Shivam Verma

LZW

LZW (Lempel–Ziv–Welch) is a universal lossless data compression technique. This compression algorithm was developed by Abraham Lempel, Jakob Ziv, and Terry Welch. In hardware implementations, the algorithm is simple and has the potential for very high throughput. It is the algorithm used in the GIF image format and is part of the widely used Unix file compression utility compress.

Why Do We Need a Compression Algorithm?

Although modern computers can store an increasing number of files, file size is still an issue. We can store more files if our files are smaller. We use various compression algorithms to reduce the amount of space required to represent a file. Lossless and lossy compression algorithms are the two types of compression algorithms. Lossless compression algorithms reduce file size without hampering any information in the file. In contrast, lossy compression algorithms reduce the file size by removing unnecessary or less important information in the file. There are various reasons why we need data compression algorithms, some of which are mentioned below.

  • Data compression reduces the amount of space that files take up on a hard drive and the amount of time taken to transfer or download them.
  • To reduce storage costs, we need compression algorithms that allow us to store large amounts of data at a lower cost.
  • For example, in a 2:1 compression ratio, a 20 MB file takes up 10 MB of space, allowing us to store large files in less storage space.

Some lossy compression algorithms are:

  • Vector Quantisation
  • DCT (Discrete Cosine Transform)
  • Transform Coding

Some lossless compression algorithms are:

  • LZW (Lempel Ziff Welch)
  • RLE (Run Length Encoding)
  • String-table compression

What is Lempel–Ziv–Welch (LZW) Algorithm?

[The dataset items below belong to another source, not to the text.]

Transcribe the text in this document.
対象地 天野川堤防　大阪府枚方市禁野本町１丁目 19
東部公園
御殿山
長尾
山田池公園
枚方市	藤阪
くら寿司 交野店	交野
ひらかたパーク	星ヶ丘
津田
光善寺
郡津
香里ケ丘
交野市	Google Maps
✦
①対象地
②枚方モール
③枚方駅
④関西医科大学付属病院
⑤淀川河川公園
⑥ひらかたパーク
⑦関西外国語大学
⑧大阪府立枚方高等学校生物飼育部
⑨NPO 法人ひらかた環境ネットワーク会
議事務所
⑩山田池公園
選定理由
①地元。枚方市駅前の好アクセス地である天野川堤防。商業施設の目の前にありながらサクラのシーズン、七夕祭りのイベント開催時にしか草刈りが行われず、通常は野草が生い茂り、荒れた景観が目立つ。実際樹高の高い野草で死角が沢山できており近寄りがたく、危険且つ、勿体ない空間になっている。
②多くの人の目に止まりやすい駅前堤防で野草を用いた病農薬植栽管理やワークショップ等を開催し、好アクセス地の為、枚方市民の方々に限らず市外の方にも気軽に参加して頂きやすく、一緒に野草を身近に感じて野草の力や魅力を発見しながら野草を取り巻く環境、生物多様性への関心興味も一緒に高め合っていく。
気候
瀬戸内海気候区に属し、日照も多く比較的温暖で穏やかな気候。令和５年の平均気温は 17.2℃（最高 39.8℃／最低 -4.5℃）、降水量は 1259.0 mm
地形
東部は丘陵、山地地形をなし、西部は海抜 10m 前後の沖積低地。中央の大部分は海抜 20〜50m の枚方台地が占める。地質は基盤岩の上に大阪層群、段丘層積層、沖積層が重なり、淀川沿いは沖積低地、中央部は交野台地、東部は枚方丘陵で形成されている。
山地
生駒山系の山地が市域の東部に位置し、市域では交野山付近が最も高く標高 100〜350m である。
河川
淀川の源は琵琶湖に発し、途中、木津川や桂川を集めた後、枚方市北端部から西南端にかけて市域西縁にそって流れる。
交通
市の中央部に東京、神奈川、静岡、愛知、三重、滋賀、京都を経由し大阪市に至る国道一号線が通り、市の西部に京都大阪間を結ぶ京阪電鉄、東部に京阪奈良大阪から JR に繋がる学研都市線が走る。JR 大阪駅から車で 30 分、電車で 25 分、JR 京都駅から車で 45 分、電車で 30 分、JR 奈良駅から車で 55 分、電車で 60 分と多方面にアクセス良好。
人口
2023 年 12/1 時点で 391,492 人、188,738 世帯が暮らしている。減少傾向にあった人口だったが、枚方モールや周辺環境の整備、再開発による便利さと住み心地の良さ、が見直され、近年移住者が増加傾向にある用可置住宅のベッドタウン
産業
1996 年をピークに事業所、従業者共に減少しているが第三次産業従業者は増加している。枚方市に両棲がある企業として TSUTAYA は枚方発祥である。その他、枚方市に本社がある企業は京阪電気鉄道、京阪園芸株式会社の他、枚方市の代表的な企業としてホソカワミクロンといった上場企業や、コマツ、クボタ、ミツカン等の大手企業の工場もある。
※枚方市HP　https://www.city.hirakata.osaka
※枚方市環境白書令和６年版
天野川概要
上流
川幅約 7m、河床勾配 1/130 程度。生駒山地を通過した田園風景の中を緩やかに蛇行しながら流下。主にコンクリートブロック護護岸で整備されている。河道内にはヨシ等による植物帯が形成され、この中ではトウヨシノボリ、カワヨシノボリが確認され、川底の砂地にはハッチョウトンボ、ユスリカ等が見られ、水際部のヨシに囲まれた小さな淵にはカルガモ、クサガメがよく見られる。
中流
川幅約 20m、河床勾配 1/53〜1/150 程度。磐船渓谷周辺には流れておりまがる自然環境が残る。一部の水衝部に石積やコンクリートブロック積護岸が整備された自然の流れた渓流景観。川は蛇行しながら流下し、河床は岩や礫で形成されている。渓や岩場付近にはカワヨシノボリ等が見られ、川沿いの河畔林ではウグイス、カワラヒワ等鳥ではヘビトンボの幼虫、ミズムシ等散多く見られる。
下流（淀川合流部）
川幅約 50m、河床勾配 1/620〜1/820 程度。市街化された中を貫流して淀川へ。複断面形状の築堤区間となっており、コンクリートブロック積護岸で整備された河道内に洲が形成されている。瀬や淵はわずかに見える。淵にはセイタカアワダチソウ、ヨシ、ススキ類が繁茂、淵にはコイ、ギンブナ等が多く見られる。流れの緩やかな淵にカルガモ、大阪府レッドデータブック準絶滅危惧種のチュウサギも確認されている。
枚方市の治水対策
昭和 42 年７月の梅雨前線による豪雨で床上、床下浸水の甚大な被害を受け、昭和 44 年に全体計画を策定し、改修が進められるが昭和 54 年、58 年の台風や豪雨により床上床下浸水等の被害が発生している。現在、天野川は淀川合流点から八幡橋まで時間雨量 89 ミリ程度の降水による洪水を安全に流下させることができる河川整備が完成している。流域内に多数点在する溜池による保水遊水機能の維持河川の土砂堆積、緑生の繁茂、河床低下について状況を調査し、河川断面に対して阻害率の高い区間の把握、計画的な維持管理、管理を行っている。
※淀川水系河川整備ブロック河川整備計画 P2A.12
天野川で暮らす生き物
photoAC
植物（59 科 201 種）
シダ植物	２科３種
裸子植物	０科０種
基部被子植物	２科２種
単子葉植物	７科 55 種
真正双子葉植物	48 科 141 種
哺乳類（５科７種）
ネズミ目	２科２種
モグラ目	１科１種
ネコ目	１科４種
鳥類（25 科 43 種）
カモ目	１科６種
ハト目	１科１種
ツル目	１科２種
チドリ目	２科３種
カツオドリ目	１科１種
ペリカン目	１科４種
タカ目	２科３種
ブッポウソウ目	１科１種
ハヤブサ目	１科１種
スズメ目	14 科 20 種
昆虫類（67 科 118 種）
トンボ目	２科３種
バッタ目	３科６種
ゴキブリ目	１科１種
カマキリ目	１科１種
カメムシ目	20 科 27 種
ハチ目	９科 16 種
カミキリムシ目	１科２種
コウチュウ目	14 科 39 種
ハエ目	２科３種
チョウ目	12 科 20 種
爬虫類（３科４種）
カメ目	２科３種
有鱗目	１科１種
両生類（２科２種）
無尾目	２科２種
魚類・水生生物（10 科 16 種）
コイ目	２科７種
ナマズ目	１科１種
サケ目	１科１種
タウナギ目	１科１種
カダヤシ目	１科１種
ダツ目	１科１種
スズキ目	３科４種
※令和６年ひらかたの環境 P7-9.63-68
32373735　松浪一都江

Lempel–Ziv–Welch (LZW) Algorithm is a common lossless data compression algorithm. As it is a lossless compression algorithm, there is no data loss during compression. LZW (Lempel–Ziv–Welch) is named after the scientists who developed it, Abraham Lempel, Jakob Ziv, and Terry Welch. LZW is a ‘dictionary-based’ lossless compression algorithm that scans a file for data patterns that appear more than once. These patterns are then saved in a dictionary, and references are placed within the compressed file wherever repetitive data occurs.
In hardware implementations, the algorithm is simple and has the potential for very high throughput. It is the algorithm used in the GIF image format and is part of the widely used Unix file compression utility compress.

How Does It Work?

The LZW Algorithm is divided into two parts: the encoding algorithm, which converts strings to integer codes, and the decoding algorithm, which does the opposite. Both encoder and decoder algorithms have a default table or dataset that serves as the initial model for both encoder and decoder. As the algorithm runs, new integer codes for various string patterns are added to this table.
The number of table entries in the code table is usually set to 4096. When encoding begins, the code table only contains the first 256 entries, with the remaining entries being blanks. LZW detects repeated sequences in the data and adds them to the code table as the encoding progresses. Each code from the compressed file is decoded through the code table to determine which character or characters it represents.

Implementation

LZW Compression
When the input data is processed, the compression algorithm keeps a dictionary corresponding to the longest words encountered with a list of code values. Because the words are swapped out for their matching codes, the input file is compressed. As a result, the algorithm becomes more effective as the volume of long, repeated words in the input stream increases.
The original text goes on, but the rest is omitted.